Den auf und mit Social-Media-Plattformen hergestellten, zusammengestellten und geteilten Bildern gehen formalästhetische Unterwerfungs- und Ermöglichungsakte voraus (Social Media), die sich – so unsere These – rekonstruieren lassen, wenn Plattform- und Bildanalyse zusammengeführt werden. Wir schlagen hierfür den Begriff der Positionierung als eine Meta-Analysekategorie vor, der die Kompositionsanalyse ergänzt. Die Metaanalyse ermöglicht die Berücksichtigung der gesellschaftlichen Dimension, die über die Zusammenstellung von Einzelbildern hinausgeht und sich genau darin zeigt. Denn die algorithmische Selektion komputabler Formen und Daten blendet – je nach Plattform – bestimmte Darstellungen gezielt aus- oder ein.

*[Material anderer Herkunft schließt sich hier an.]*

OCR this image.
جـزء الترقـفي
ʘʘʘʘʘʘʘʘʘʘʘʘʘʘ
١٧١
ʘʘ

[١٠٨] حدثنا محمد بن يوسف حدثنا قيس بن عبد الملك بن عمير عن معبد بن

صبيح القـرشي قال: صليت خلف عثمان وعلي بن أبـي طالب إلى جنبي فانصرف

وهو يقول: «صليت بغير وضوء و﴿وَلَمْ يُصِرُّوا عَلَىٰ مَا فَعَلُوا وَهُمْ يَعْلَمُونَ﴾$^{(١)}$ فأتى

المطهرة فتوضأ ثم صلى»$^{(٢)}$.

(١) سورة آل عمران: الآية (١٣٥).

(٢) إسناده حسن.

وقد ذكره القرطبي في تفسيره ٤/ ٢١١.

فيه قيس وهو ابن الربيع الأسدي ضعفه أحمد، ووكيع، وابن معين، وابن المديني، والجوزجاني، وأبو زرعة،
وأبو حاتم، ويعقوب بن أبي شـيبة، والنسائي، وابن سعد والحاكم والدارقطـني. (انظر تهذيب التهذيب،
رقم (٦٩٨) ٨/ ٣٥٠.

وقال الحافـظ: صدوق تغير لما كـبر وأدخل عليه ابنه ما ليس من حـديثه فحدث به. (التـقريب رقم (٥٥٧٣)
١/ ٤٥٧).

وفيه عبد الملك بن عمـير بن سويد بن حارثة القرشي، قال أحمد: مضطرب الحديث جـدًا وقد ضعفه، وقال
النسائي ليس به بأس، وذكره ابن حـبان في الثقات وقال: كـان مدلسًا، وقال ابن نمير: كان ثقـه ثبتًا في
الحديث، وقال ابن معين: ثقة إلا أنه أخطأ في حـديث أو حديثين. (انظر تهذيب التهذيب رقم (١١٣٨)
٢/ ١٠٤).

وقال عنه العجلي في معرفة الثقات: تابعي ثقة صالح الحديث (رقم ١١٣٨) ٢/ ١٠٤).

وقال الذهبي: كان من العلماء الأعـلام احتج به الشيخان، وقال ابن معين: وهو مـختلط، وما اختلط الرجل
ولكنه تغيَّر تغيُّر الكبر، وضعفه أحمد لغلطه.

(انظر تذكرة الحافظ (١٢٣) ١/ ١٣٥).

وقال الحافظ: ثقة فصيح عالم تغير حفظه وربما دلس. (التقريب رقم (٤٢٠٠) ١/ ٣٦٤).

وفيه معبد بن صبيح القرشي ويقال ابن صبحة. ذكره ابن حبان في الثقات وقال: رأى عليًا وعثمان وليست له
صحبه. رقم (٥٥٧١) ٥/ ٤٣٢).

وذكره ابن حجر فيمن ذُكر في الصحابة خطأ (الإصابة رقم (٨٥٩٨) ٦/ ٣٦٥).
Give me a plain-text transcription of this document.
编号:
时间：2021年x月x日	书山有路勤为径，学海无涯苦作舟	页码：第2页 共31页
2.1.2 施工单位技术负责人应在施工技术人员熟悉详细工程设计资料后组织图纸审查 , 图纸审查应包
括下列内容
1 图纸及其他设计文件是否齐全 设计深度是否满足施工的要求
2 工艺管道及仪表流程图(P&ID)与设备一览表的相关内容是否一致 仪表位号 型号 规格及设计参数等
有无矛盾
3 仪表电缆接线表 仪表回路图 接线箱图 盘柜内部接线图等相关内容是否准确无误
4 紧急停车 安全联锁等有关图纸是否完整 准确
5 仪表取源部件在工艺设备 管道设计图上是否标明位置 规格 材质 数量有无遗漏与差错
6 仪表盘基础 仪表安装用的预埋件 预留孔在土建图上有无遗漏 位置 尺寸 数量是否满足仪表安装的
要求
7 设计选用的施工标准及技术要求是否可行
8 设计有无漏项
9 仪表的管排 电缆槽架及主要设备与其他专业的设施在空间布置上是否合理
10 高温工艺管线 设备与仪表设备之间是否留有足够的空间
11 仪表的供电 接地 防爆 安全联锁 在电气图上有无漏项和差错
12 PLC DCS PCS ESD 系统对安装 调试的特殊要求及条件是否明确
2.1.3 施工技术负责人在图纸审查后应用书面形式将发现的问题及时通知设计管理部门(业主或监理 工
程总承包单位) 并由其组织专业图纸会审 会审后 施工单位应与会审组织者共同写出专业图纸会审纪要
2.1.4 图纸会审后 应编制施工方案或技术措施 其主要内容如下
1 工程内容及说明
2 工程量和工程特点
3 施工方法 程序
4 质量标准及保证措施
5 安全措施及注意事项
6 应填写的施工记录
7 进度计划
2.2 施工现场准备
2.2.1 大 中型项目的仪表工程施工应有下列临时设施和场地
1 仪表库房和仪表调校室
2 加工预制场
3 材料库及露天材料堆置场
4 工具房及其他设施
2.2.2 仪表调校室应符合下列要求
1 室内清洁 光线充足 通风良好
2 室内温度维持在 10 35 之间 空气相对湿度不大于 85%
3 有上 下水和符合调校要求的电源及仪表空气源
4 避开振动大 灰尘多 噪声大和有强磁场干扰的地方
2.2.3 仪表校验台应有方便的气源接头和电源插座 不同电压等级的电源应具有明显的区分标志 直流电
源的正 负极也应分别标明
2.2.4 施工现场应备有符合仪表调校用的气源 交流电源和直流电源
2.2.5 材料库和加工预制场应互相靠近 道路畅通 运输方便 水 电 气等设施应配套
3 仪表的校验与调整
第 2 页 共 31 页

Für die kunstwissenschaftlich orientierte Methodenentwicklung waren Bilder entscheidend, die vor rund 700 bis 500 Jahren gemalt wurden. Ihr liegt eine Vorstellung von Bildlichkeit zugrunde, die von einem einzelnen Bild bzw. von einem Sujet aus entwickelt wurde, dem europäischen Tafelbild (Panofsky 1975, 38; vgl. Kritik dazu Mietzner und Pilarczyk 2005; Müller 2012). Die Fresken von Giotto (siehe Abb. 1) und die Werke Michelangelos und Raffaels, die Imdahl (1980) und Panofsky (1975) zur Ausarbeitung ihrer Methoden inspirierten, sind ursprünglich Teil eines architektonischen und malerischen Gesamtkunstwerkes und stehen narrativ sowie formal in einem Zusammenhang mit den neben, über und unter ihnen angeordneten Bildern. In der Geschichte ihrer Rezeption und Analyse hat sich jedoch das einzelne Bild durchgesetzt (bspw. die Erschaffung Adam in der sixtinsichen Kapelle), das die Komposition mit anderen Bildern höchstens nachträglich in die Analyse miteinbezieht. Auf den ersten Blick stehen die Fresken denen aus dem Instagram-Profil einer Influencerin maximal kontrastiv gegenüber (exemplarisch Abb. 2: Teilansicht Instagram-Profil Kylie Jenner).
Wenngleich sich hier auf den zweiten Blick u.a. die Bildsprache der Renaissance tradiert, ist der für unsere Argumentation entscheidende Moment nicht das einzelne Bild, sondern die mediale Rahmung, die in diesem Fall Instagram bietet. Die mit Social Media Plattformen veröffentlichten Bilder erscheinen stets mit anderen Bildern zusammen, und zwar in der ästhetischen und algorithmisierten Ordnungslogik der jeweiligen Plattform.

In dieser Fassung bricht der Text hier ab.